Before FA gave us the capability to search for map/tracks of past flight, we always saw “flight-following” maps until the whole map disappeared because there was a later flight. Now we can look at into the past with flight history maps/tracks.

All “flight-following” gets erased in “history”. Can this be changed? After all, FA once really did have this data. It just wasn’t in a tracklog.

That’s an interesting theory, toby, but the messages from the FAA are timestamped by them. When we received the arrival message (around 1:59) it told us the arrival occurred at 1:54. The map only plots the positions up to the arrival message. I’ll look into the extra positions in the tracklog.

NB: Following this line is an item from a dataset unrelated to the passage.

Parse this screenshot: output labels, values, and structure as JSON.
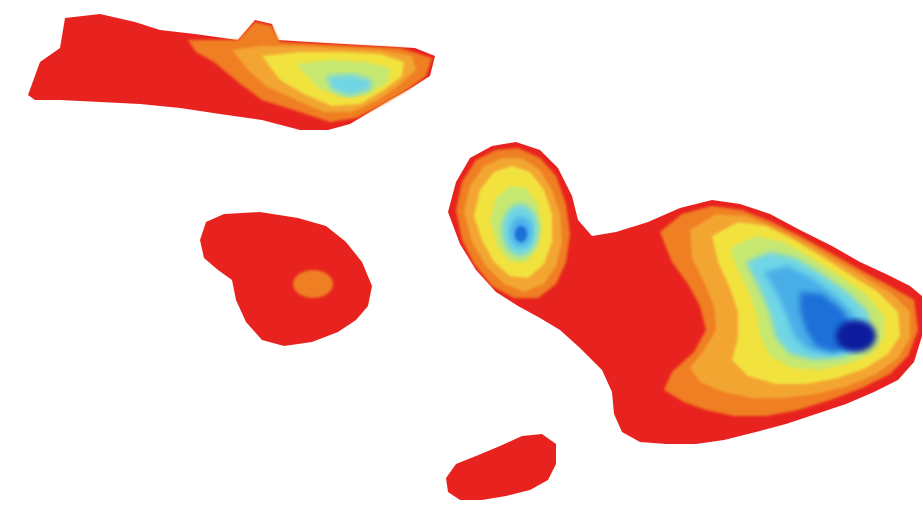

With regard to the position reports not assoicated with an IFR flight, we actually had a meeting about them last week. We’re still undecided if we want to present them as blobs (an entry in the activity history of “positions not associated with a flight”) or try to derive origin/destination information.

Your theory is interesting too, Mark. But I see what I see on the map.
http://flightaware.com/live/flight/N6059U/history/20070120/1817Z/KADS/KADS
That stuff north of KADS isn’t on the tracklog. So where does it come from? It was flown after the arrival message.